Cycling for the first time on the Estriade, which covers a distance of 21 km and links Granby to Waterloo, I immediately understand why Townshippers adopted it from the very start. What a pleasure to ride your bike on a closed-circuit route where bicycles reign on the road! here, we can cycle on a flat and paved surface with no potholes or orange cones. Intersections are rare. For a Montrealer, it’s a true paradise.

I start my two-wheel adventure at the old Granby train station, on Denison Street East, right in the heart of the city. The crowd of cyclists, on this cloudy Friday, proves that the Estriade isn’t just some infrastructure intended for tourism purposes. Granby citizens use it constantly.

My companion, Hélène Paquette, 38 years old, Tourism development director for Commerce Tourisme Granby Région, is one of the many, who take advantage of the green corridor and its entire network. “I take the path as much with my family, as I do for my job,” says this working mom.

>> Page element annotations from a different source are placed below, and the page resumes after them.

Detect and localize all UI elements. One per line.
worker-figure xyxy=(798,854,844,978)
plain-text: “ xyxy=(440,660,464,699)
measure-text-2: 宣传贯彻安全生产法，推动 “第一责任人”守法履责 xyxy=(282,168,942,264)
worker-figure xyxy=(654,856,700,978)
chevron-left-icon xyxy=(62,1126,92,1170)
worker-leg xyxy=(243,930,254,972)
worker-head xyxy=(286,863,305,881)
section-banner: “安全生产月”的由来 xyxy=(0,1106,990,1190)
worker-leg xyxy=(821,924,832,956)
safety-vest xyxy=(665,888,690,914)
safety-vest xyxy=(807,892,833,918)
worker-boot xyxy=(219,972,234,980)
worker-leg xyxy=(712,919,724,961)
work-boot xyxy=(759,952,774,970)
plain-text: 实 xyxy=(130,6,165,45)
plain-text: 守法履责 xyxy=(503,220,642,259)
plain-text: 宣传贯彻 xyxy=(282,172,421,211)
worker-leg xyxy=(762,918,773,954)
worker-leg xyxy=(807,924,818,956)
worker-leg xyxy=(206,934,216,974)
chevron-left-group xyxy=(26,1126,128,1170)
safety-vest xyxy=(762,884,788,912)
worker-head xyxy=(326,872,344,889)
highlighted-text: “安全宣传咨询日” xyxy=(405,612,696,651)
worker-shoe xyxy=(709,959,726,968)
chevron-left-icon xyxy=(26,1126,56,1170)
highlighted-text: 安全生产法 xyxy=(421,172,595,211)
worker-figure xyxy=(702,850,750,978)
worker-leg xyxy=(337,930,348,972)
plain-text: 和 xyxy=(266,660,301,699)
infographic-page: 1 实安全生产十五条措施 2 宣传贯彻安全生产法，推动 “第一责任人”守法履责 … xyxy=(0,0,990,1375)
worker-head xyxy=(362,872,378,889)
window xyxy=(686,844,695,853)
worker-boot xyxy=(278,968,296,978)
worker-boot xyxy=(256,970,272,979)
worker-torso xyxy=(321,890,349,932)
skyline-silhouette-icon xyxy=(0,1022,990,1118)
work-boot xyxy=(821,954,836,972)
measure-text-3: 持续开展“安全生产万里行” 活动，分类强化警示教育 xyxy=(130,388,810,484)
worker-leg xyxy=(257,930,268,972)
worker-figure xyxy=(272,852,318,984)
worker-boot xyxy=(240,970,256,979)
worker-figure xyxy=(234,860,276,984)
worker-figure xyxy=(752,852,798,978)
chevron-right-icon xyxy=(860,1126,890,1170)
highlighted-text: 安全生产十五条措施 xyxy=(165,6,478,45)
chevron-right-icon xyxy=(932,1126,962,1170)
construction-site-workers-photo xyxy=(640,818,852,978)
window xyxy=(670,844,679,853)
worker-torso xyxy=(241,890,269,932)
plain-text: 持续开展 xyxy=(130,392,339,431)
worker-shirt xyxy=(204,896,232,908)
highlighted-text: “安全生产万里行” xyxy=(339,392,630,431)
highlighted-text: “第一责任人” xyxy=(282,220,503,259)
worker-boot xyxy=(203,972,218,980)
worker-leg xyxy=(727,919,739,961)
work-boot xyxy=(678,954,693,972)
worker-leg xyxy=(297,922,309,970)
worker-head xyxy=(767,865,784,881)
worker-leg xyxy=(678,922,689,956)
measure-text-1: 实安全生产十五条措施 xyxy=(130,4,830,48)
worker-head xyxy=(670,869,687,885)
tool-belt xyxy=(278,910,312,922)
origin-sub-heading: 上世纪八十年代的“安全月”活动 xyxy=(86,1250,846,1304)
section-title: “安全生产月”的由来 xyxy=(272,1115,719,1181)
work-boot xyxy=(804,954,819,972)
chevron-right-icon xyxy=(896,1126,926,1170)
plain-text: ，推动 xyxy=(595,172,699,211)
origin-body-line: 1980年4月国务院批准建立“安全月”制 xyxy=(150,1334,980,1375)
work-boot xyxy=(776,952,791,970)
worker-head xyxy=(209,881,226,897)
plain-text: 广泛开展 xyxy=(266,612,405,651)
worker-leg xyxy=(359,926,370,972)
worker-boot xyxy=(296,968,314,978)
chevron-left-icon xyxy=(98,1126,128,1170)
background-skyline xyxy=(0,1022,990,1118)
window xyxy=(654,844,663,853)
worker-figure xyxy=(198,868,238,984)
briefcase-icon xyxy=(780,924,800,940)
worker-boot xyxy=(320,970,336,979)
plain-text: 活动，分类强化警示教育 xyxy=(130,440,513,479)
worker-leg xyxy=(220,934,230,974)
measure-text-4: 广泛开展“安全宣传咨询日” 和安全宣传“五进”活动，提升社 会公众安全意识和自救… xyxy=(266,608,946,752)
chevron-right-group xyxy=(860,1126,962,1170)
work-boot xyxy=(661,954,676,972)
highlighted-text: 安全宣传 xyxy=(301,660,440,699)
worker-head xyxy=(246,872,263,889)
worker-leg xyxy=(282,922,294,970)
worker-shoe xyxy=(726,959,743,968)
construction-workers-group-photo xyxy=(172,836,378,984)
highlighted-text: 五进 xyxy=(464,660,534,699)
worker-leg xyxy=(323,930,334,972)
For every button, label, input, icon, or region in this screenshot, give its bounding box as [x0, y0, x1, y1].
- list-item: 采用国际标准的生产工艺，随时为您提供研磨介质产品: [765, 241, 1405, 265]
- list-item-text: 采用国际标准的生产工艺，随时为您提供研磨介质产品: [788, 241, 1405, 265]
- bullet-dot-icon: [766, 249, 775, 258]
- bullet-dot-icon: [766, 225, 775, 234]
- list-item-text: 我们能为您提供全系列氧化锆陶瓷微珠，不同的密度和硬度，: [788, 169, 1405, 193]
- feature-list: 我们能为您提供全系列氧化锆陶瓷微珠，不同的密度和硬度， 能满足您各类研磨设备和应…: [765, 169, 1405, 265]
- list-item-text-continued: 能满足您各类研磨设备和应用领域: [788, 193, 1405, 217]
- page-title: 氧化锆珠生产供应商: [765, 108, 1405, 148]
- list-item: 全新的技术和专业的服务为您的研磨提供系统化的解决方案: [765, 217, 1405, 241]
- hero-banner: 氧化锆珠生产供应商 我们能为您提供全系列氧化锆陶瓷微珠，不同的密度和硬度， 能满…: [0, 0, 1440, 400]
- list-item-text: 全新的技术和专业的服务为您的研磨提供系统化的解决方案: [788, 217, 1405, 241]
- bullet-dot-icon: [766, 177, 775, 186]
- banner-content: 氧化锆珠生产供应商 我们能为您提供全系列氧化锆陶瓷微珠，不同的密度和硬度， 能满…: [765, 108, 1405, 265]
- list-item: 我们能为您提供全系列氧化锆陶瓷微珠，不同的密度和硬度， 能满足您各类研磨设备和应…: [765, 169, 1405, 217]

When Nature and Culture Come Together

The first kilometres take us by the shores of Lake Boivin and the Yamaska River. On the way, we see Canada geese and their offspring, painted turtles basking in the marshes under a timid sun and catbirds singing at the top of their tiny lungs, hailing the arrival of summer. The Estriade opens the door to a rich and diversified nature.

As we head further east, into the countryside, the noises of the city are now muffled. In front of us, we discover the silhouette of Mount Shefford at 400 metres above the surrounding environment. Many halts invite cyclists to stop for a snack by the water. Monumental sculptures are spread along the route. This open-air museum is called Artria. Sports and culture come together here, I just love it!

The Estriade ends in Waterloo. From there, cyclists have two options: They can head back to the station (like I did, for lack of time) or continue on a loop linking the bike path between Granby, Waterloo and the Parc national de la Yamaska. The route covers a distance of 54 km, away from traffic and gas vapours, with more works of art as part of the Artria circuit. The Estriade bike path has truly taken a special place in my heart!

Simon Diotte

Freelance journalist and editor in chief of Géo Plein Air, Simon Diotte is passionate about nature and outdoor activities. His favourite sports include: Canoeing, kayaking, hiking and cross-country skiing. Although he enjoys sports challenges, he also loves spending quality family time in nature with his two daughters.